We’ve learned in our previous article - Everything You Need to Know About Horsepower - that torque and horsepower are related when discussing cars. This time, we will, however, focus more on torque, how it works in cars, and how is it calculated, all while trying to answer whatever questions you may have.
Donut Media’s video below neatly explains the process using easy-to-digest visuals:
FAQ
Q: What is torque?
Torque often comes up quite high on a car’s spec sheet. But what is torque? Well, from a pure physical point of view, torque is a measure of the force that can cause an object to rotate about an axis. What’s more, torque helps an object acquire angular acceleration (i.e. spin) - a car’s wheels, for example. We’ll get to that.
Torque can also be of two types: static or dynamic. What’s the difference? Khan Academy [explains->https://www.khanacademy.org/science/physics/torque-angular-momentum/torque-tutorial/a/torque] that static torque does not produce angular acceleration - for example, pushing a door is static torque, because the door is not revolving around its hinges. On the opposite end, dynamic torque is what happens at a car’s driveshaft during acceleration, because it spins the wheels and moves the car faster and faster.
Q: How to calculate torque?
There’s an equation for it:
τ=F⋅rsin(θ)
Where:
τ - is the torque vector
r - is the length of the moment arm
(θ) - is the angle between the force vector and the arm
Torque is measured in Newton-meters (SI) or foot-pounds (imperial).
Q: What is torque in cars?
Now, when it comes to cars, you can describe torque in various ways, such as the turning power a car has or the rotating force produced at the crankshaft. Since we already know that torque is a force applied at a distance, in an engine, the combustion provides the force while the distance is the length of the piston arm.
You can measure torque in a car using a dynamometer (popularly knows as a dyno). What the dyno does is measure a given engine’s torque, based on which it offers a horsepower reading. To do that, it multiplies the torque by the rpm and divides it by 5252.
What’s more, you also need to keep in mind that in real life, cars can deliver their max amount of torque at a certain rpm. So for example, the 2020 Shelby Mustang GT500 makes 625 pound-feet of torque at 5,000 rpm. Anywhere else in the rpm band the reading will be different - at idle, torque is rather low, while at 3,000 rpm it will be higher, but still lower than what you’d get at 5,000 rpm, where MAX torque is unleashed.

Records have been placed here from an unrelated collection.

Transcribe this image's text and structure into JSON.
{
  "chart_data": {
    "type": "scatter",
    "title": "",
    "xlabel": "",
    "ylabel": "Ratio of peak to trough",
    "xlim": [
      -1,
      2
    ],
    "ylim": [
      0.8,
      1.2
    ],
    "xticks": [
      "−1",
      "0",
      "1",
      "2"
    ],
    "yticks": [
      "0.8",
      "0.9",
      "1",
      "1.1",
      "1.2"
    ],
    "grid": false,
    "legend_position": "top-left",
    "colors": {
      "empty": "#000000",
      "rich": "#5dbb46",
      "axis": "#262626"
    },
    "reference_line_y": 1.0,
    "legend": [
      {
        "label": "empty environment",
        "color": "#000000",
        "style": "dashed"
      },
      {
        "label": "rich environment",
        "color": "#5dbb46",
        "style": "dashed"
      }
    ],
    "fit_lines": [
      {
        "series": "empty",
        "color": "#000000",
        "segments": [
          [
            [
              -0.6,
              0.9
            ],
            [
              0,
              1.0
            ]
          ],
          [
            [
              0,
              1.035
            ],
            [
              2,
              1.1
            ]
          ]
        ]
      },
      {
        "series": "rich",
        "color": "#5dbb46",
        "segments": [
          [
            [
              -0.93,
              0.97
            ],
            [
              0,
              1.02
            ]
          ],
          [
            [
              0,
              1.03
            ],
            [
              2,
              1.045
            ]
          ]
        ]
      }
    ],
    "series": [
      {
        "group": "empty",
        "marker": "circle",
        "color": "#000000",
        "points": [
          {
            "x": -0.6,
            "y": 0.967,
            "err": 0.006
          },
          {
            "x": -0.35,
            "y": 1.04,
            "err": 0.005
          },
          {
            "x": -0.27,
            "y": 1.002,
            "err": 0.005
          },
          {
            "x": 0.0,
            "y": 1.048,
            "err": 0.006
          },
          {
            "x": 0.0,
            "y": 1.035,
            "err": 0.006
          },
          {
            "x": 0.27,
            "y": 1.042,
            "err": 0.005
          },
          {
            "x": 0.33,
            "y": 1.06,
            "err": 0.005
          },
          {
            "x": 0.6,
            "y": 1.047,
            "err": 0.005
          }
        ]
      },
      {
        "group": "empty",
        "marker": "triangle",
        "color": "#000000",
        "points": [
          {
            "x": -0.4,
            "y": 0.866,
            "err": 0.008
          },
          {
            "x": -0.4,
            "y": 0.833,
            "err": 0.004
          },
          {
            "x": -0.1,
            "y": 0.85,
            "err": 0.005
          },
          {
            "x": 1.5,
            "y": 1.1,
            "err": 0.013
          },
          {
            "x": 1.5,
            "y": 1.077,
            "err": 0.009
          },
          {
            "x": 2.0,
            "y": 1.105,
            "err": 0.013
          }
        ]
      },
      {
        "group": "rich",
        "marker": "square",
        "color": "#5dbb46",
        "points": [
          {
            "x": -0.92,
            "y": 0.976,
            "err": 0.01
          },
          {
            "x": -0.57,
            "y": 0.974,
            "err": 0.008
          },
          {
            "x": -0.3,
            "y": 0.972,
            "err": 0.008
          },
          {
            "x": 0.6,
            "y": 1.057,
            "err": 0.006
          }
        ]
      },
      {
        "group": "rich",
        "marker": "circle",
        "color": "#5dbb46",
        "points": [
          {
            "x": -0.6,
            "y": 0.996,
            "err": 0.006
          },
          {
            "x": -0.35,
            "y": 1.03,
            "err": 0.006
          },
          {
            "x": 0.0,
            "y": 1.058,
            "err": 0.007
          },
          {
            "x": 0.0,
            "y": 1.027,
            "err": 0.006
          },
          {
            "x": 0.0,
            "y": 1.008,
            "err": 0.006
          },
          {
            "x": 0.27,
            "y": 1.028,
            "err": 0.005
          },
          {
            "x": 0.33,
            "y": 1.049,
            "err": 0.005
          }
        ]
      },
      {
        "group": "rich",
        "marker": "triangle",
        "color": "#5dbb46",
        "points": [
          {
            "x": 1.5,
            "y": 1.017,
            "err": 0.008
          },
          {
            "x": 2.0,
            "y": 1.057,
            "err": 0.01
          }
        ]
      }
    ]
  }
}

Q: What is a torque converter?
You know what a clutch is as part of a manual gearbox, right? Well, in the case of an automatic, it’s replaced by a torque converter. A torque converter is a fluid coupling that lets the engine spin almost independently of the transmission. We’re saying almost because the torque converter never fully disconnects - that’s why even when sitting at idle with the lever in drive, the car will start to slowly move away if you don’t keep the foot lightly on the brake pedal. As you step on the gas, the engine speeds up too, which pumps more fluid into the torque converter, so more torque reaches the wheels.
A torque converter is made of the following components:
-* Housing
-* Pump/impeller
-* Turbine
-* Stator
-* Transmission fluid
Q: How does a torque converter work?
Now, here’s how the magic happens. The torque converter’s housing is bolted to the engine’s flywheel. This means it turns with the exact same speed the engine’s operating at. The impeller also spins at the same speed as the engine and while doing so, its fins push the transmission fluid around, acting like a centrifuge. This effect - also known as centrifugal force - drives the torque converter’s turbine, which is bolted to the input shaft of the transmission. The turbine itself sends fluid back to the impeller, and this process repeats over and over. Basically, when you stop, the turbine stops, but the impeller doesn’t have to, so the engine can still spin, so there’s no stalling involved.
We also have to mention the stator, the piece that sits between the impeller and the turbine, minimizing energy loss and essentially increasing the amount of torque that reaches the turbine via sharp-angled fins. At the same time, the stator makes sure the fluid coming back from the turbine is redirected before it hits the pump/impeller, thus increasing the torque converter’s efficiency.
Q: Is torque or horsepower better?
Well, the question’s kind of wrong right off the bat. If you read carefully the lines above, you’d know what torque and horsepower are related. That said, we can’t exactly say that one is bad and the other is good or vice-versa. However, for particular applications, you might need one more than you need the other.
For example, you want more torque in a bus or in heavy vehicle - work truck, bulldozer, that sort of machinery - that’s supposed to work under a lot of load or carry a lot of heavy stuff. Obviously, top speed isn’t of the essence inside such a car. Simply put, such a vehicle needs plenty of torque to… do work, but it doesn’t have do to it fast.
In a sports car, on the other hand, you need a good mix between horsepower and torque to quickly get it off the line and maintain the sprint towards the car’s top speed, which also has to be on the high end. Both horsepower and torque bring you that.